Most DeFi yield products chase short-term rates or rely on a single mechanism. We built something different: a dual-source yield structure backed by real-world underwriting activity and collateral assets.
ONyc generates returns the way institutional capital has for decades – through diversified income streams that stay resilient amid market volatility.
The Underwriting Engine
OnRe operates as a licensed reinsurer, taking on specific quantifiable risks from primary insurers in property catastrophe and specialty lines.
Here's how it works: An insurer underwrites a policy but wants to cap their downside on catastrophic events.
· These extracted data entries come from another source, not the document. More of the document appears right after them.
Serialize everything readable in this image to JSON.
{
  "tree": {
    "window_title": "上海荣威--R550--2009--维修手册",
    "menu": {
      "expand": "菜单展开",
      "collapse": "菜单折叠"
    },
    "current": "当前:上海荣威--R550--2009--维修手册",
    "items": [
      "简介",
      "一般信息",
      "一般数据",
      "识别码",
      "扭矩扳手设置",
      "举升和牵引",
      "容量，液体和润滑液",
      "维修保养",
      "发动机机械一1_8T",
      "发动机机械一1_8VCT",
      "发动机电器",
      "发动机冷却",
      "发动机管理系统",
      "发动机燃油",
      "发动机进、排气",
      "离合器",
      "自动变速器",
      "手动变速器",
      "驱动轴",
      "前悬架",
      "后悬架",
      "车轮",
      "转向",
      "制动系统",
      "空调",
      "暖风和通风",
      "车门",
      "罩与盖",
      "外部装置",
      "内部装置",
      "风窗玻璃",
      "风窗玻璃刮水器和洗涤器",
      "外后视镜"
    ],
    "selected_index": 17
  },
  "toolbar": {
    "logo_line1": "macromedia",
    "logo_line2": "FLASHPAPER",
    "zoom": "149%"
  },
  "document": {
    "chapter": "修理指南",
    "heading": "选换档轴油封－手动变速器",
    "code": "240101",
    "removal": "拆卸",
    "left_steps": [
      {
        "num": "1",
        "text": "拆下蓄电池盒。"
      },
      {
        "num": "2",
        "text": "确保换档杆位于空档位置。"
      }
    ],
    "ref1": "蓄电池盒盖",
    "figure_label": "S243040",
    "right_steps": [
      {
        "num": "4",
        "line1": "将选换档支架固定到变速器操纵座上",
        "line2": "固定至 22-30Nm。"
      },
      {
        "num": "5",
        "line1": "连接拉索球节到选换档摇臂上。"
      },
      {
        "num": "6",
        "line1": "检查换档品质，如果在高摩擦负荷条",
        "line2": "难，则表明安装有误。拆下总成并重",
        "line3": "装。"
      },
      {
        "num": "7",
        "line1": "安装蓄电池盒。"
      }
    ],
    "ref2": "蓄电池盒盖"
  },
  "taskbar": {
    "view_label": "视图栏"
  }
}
They pay a premium upfront to transfer that tail risk. We assume that exposure, which is backed by capital from ONyc investors held in a segregated account as reserves to cover potential claims. Each deal is priced using actuarial models and historical loss data.
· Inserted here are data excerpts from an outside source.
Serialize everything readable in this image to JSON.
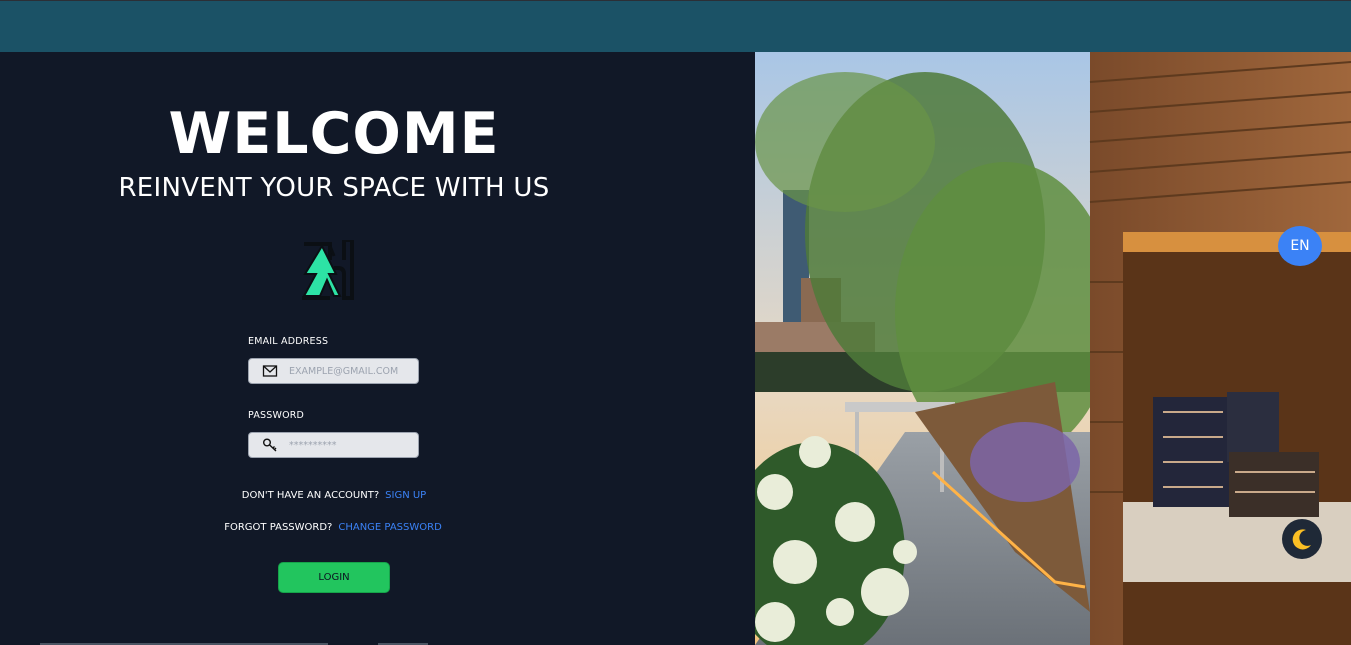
{
  "header": {
    "color": "#1b5266"
  },
  "hero": {
    "title": "WELCOME",
    "subtitle": "REINVENT YOUR SPACE WITH US"
  },
  "form": {
    "email": {
      "label": "EMAIL ADDRESS",
      "placeholder": "EXAMPLE@GMAIL.COM",
      "icon": "mail-icon"
    },
    "password": {
      "label": "PASSWORD",
      "placeholder": "**********",
      "icon": "key-icon"
    },
    "signup": {
      "prompt": "DON'T HAVE AN ACCOUNT?",
      "link": "SIGN UP"
    },
    "forgot": {
      "prompt": "FORGOT PASSWORD?",
      "link": "CHANGE PASSWORD"
    },
    "login_label": "LOGIN"
  },
  "controls": {
    "language": "EN",
    "theme_icon": "moon-icon"
  },
  "colors": {
    "accent": "#22c55e",
    "link": "#3b82f6",
    "background": "#111827"
  }
}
When realized losses are below premium, investors capture the spread, earning 8-10% annual returns.
Global Property Catastrophe Rate-On-Line Index

The Collateral Layer
ONyc isn't just insurance capital sitting idle. Our reserves are deployed into yield-bearing stablecoins and tokenized treasuries – actively managed to generate predictable yield for ONyc holders throughout the underwriting period.
When treasury or stablecoin yields rise, collateral compounds investor returns; when yields compress, underwriting provides the stability.
ONyc Collateral

The Result
Reinsurance premiums are uncorrelated with crypto volatility, and capital market yields track broader rate trends. Together, they produce a blended 8-15% annual base yield and a more resilient return profile than either source alone.
ONyc = uncorrelated yield in bear markets, efficient collateral in bull markets.